Lembro que fiquei muito preocupada e perguntei a Cris o que ela achava de isso tudo: da minha identificação com Mauricio (parecia que eu o conhecia a vida toda), da sua partida repentina, das tentativas de se separar da gente (que ele tinha todo o direito), do fato de eu me sentir meio perdida sem ele como se ele fizesse parte do meu caminho. Daí a Cris tirou um livrinho do Novo Testamento e me mandou abrir ao acaso... Li um salmo (que não me lembro qual) mas que dizia sobre paciência e tempo e isso me tranqüilizou.
Naquela noite fez calor... as pessoas resolveram colocar seus colchões na varanda interna que circundava a casa...
Eu e Cris não abrimos mão do “nosso quarto”.

quarta-feira, 19 de novembro de 2008

MANSILLA DE LAS MULAS - LEÓN

León



Saímos e logo entendemos o motivo pelo qual Wolf havia nos dado as fitas de sinalização. É um trecho a princípio monótono, ao lado da rodovia; depois é no próprio acostamento da dita cuja... quando passava um caminhão a gente sentia até o deslocamento do ar... coisa de doido!
Nós até tentamos fazer brincadeiras, sempre macabras, imaginando um monumento à margem da rodovia com a inscrição “Aqui jazem três brasileiros peregrinos”... mas a coisa é feia mesmo!
Passamos por Villamoros, Puente de Villarente, Arcahueja e Valdelafuente, onde paramos numa pracinha para descansar e encher os cantis. Mas saímos rápido porque os “Três Patetas” chegaram.

Parêntesis 1: Vocês se lembram do ocorrido em El Burgo Ranero? Que eu quis partir para a ignorância por causa do Bambi e do Australiano? Pois é... eles arrumaram outro amigo. Sem um adjetivo melhor, resolvemos apelidá-los de “Três Patetas”.

León - Monumento ao Peregrino
A chegada a León foi difícil. O asfalto quente, as pessoas nem um pouco simpáticas (mas Burgos ainda continua na ponta, com grande vantagem!) e os “Três Patetas” seguindo a gente. Nós achamos que eles estavam perdidos e seguiam-nos crendo que sabíamos o caminho, num ato de crueldade, paramos numa padaria e deixamos eles passarem! Mas Santiago já me cobrou o devido preço, não se preocupem!
Compramos nossos pães e doces, deliciosos, sentamos no degrau da vitrine e comemos ali mesmo, suportando os olhares de asco das pessoas que passavam.
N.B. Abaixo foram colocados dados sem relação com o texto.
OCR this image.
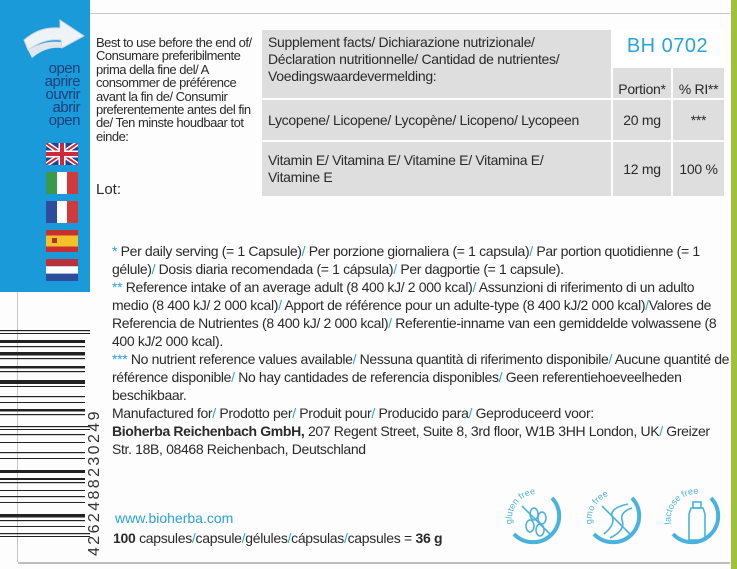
open
aprire
ouvrir
abrir
open
4262488230249
Best to use before the end of/ Consumare preferibilmente prima della fine del/ A consommer de préférence avant la fin de/ Consumir preferentemente antes del fin de/ Ten minste houdbaar tot einde:
Lot:
Supplement facts/ Dichiarazione nutrizionale/ Déclaration nutritionnelle/ Cantidad de nutrientes/ Voedingswaardevermelding:
BH 0702
Portion* % RI**
Lycopene/ Licopene/ Lycopène/ Licopeno/ Lycopeen	20 mg	***
Vitamin E/ Vitamina E/ Vitamine E/ Vitamina E/ Vitamine E	12 mg	100 %

* Per daily serving (= 1 Capsule)/ Per porzione giornaliera (= 1 capsula)/ Par portion quotidienne (= 1 gélule)/ Dosis diaria recomendada (= 1 cápsula)/ Per dagportie (= 1 capsule).

** Reference intake of an average adult (8 400 kJ/ 2 000 kcal)/ Assunzioni di riferimento di un adulto medio (8 400 kJ/ 2 000 kcal)/ Apport de référence pour un adulte-type (8 400 kJ/2 000 kcal)/Valores de Referencia de Nutrientes (8 400 kJ/ 2 000 kcal)/ Referentie-inname van een gemiddelde volwassene (8 400 kJ/2 000 kcal).

*** No nutrient reference values available/ Nessuna quantità di riferimento disponibile/ Aucune quantité de référence disponible/ No hay cantidades de referencia disponibles/ Geen referentiehoeveelheden beschikbaar.

Manufactured for/ Prodotto per/ Produit pour/ Producido para/ Geproduceerd voor:

Bioherba Reichenbach GmbH, 207 Regent Street, Suite 8, 3rd floor, W1B 3HH London, UK/ Greizer Str. 18B, 08468 Reichenbach, Deutschland

www.bioherba.com
100 capsules/capsule/gélules/cápsulas/capsules = 36 g
gluten free
gmo free
lactose free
Parêntesis 2: Revi, mais uma vez, meus “pré-conceitos”... quantos olhares iguais devo ter dirigido aos irmãos menos afortunados! Essa lição juro que aprendi!

León - Muralhas

Entretanto, outras pessoas, reconhecendo-nos como peregrinos, diziam: “Buen provecho” seguido de um olhar, misto de piedade, compreensão e incentivo. Assim é o caminho, como na vida, uns te derrubam, outros te ajudam a levantar!

León - Catedral Santa Maria

Com uma certa dificuldade chegamos ao albergue. Cinco estrelas em acomodações, nenhuma em hospitalidade e calor humano. Tinha um grande quarto (a Cris contou: 44 beliches) e o “hospitaleiro” definia até qual a cama você ia ocupar. Ordens rígidas que nem de exército. Às duas da tarde o albergue fecha, quem está dentro não sai, quem está fora não entra... e só reabre à quatro!
Cris resolveu ficar e eu e Mauricio: pernas pra que quero!
León é uma cidade linda! Muitas construções antigas, terra de Gaudí, praças com fontes, vale a pena conhecer, dá até para esquecer as bolhas.
Na volta ao albergue encontramos a Cris e saímos novamente.

Léon - Igreja e Museu San Marcos

Decidimos, depois de passear, passar num supermercado e comprar provisões além de produtos para uma boa salada de jantar. Caprichamos na nossa salada! Comemos à vontade, mas tinha muita salada...
Daí os “Três Patetas” estavam lanchando... resolvemos quitar logo nosso karma e oferecemos nossa salada a eles, que aceitaram prontamente.
Pelo menos fomos dormir com a consciência tranqüila!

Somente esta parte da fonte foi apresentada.